Он схватил чашку и отпил чай, обжёгся, закашлялся.
— А главное, и самое обидное, что на чужих фотографиях ты всё видишь, вкус-то у тебя есть. А сам? Сам?!
Как фотограф я не состоялся совсем. Но я долго ходил в фотокружок, уже даже не пытаясь фотографировать. Я честно попытался стать юным фотохудожником, но не вышло. Зато у меня появилось моё особое место и особая роль в жизни фотокружка. Я стал там на какое-то время признанным экспертом и критиком. Многие мои приятели по кружку показывали свои фотографии мне, прежде чем показывать их Начальнику. Да и сам Начальник часто со мной советовался, спрашивал моё мнение о том или ином снимке. Иногда мы спорили, и сильно.
Я поводил в кружке очень много времени. Знаю точно, что мой отец пару раз говорил с Начальником по телефону и даже один раз встретился с глазу на глаз. Видимо, родителей беспокоили мои многочасовые и почти ежедневные пропадания вне дома. Отец, после встречи с Начальником, стал спокойнее и лояльнее относиться к моим «занятиям».
— Так где же фотографии? — иногда иронично поддевал он меня, зная, что я по этому поводу переживаю.
А Начальник, после разговора с отцом, стал несколько ограничивать моё время в фотокружке. Но несильно.

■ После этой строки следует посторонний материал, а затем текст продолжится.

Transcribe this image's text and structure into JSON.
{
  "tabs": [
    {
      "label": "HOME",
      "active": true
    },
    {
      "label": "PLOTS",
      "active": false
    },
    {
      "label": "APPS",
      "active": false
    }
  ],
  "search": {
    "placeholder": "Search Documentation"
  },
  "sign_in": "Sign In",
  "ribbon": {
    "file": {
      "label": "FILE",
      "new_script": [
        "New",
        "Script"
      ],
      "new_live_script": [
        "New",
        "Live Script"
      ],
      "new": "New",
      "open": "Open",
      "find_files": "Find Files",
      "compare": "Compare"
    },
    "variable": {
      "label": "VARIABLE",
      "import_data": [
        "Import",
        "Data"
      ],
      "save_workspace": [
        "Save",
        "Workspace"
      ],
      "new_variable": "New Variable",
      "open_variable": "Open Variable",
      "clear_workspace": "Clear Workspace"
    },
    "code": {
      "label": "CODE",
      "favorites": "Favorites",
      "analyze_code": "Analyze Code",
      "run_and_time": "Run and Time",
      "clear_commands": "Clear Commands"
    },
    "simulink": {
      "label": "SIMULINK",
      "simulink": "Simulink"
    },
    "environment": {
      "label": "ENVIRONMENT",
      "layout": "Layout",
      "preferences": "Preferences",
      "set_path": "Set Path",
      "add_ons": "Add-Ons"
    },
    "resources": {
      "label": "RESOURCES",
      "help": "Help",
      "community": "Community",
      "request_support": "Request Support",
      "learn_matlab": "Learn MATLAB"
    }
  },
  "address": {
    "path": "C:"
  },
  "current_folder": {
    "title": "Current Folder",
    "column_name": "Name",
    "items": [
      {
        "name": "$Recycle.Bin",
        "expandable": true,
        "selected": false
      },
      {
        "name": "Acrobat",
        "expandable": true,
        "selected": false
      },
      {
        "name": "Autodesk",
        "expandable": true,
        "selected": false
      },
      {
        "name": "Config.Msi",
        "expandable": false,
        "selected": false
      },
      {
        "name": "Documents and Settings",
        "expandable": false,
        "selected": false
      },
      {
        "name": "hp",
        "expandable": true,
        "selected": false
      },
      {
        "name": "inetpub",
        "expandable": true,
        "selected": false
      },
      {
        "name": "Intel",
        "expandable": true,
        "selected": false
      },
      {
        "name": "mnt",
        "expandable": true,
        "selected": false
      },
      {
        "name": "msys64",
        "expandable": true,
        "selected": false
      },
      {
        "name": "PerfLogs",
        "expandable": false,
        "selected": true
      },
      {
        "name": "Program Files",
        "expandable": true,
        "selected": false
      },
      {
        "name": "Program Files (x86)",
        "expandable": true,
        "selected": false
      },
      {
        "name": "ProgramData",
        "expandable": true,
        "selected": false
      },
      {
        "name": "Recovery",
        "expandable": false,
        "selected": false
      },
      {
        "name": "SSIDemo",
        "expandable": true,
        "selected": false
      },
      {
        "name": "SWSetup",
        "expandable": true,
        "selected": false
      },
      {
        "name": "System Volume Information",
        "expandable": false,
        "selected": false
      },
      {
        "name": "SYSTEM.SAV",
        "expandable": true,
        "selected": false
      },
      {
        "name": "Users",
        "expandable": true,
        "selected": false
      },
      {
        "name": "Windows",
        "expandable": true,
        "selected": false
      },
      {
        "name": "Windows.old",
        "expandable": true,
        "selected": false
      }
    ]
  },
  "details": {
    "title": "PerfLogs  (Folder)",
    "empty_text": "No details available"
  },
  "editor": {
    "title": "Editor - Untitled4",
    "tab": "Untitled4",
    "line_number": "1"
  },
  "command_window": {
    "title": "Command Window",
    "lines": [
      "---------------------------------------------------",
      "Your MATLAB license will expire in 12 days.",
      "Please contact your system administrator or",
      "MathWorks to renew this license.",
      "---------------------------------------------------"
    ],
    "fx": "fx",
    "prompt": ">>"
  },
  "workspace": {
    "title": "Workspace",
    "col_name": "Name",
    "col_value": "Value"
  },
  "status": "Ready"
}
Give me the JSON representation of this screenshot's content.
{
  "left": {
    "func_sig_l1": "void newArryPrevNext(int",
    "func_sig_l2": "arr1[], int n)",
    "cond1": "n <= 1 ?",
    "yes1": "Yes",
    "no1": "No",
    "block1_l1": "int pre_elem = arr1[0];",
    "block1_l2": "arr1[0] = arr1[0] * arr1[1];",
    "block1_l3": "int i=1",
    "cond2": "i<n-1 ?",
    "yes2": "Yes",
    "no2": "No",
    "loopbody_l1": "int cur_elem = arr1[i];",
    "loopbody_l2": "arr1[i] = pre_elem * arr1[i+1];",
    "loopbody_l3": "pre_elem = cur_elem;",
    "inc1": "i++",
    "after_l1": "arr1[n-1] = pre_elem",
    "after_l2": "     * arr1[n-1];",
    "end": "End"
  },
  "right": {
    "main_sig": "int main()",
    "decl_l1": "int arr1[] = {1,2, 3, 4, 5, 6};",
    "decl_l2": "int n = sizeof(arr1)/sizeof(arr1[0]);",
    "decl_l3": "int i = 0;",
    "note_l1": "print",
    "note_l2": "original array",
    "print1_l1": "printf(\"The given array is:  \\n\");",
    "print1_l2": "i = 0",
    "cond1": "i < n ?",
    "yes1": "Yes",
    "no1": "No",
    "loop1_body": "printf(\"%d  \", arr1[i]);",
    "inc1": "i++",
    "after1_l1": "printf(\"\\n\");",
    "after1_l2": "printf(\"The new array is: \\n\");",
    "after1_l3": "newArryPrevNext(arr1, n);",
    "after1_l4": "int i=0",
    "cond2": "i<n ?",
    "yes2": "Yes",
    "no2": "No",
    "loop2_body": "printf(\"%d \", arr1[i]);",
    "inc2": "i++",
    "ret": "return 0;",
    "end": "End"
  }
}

Мы каждую неделю ходили в киноклуб. Там я увидел довольно много хороших фильмов. Какие-то мне категорически были непонятны, а Владимир Лаврентьевич был от них в восторге. Какие-то нравились мне, а ему не нравились вовсе.
— Ну, дядя, и что ты там нашёл? Вот ты объясни мне, — горячился он, — потрудись найти слова и объяснить мне, что ты нашёл в этом фильме. Давай!
И я пытался объяснить. Я впервые старался найти точные слова, которых от меня искренне ждал взрослый и авторитетный (для меня) человек. Я чувствовал, как это сложно, как я устаю от этих разговоров, но я любил эти наши споры. И очень гордился, когда удавалось что-то смутное выразить словами. А Начальник слушал. Меня в первый раз так слушали.
Владимир Лаврентьевич очень любил слушать музыку. Он много слушал разной музыки от «Битлз» и Высоцкого до опер Пучини и Верди. Только «Битлз» и Высоцкого он слушал чаще. Но его фонотека, по сравнению с моей, была хоть и больше, но сильно устаревшей. Я как-то принёс ему пару своих свежих записей того, что слушал сам тогда. Он очень чувствительно и радостно воспринял новое музыкальное впечатление. Я потом многие годы снабжал его новинками, и он почти всё, за редким исключением, принимал и слушал. Мы много говорили о музыке. Пили чай и говорили. Он был первым взрослым человеком в моей жизни, который также самозабвенно мог слушать и знать наизусть гитарные соло или мелодические ходы, как я. А ещё он к этому также как я серьёзно относился. Музыка сильно нас сблизила. Это была наша отдельная тема.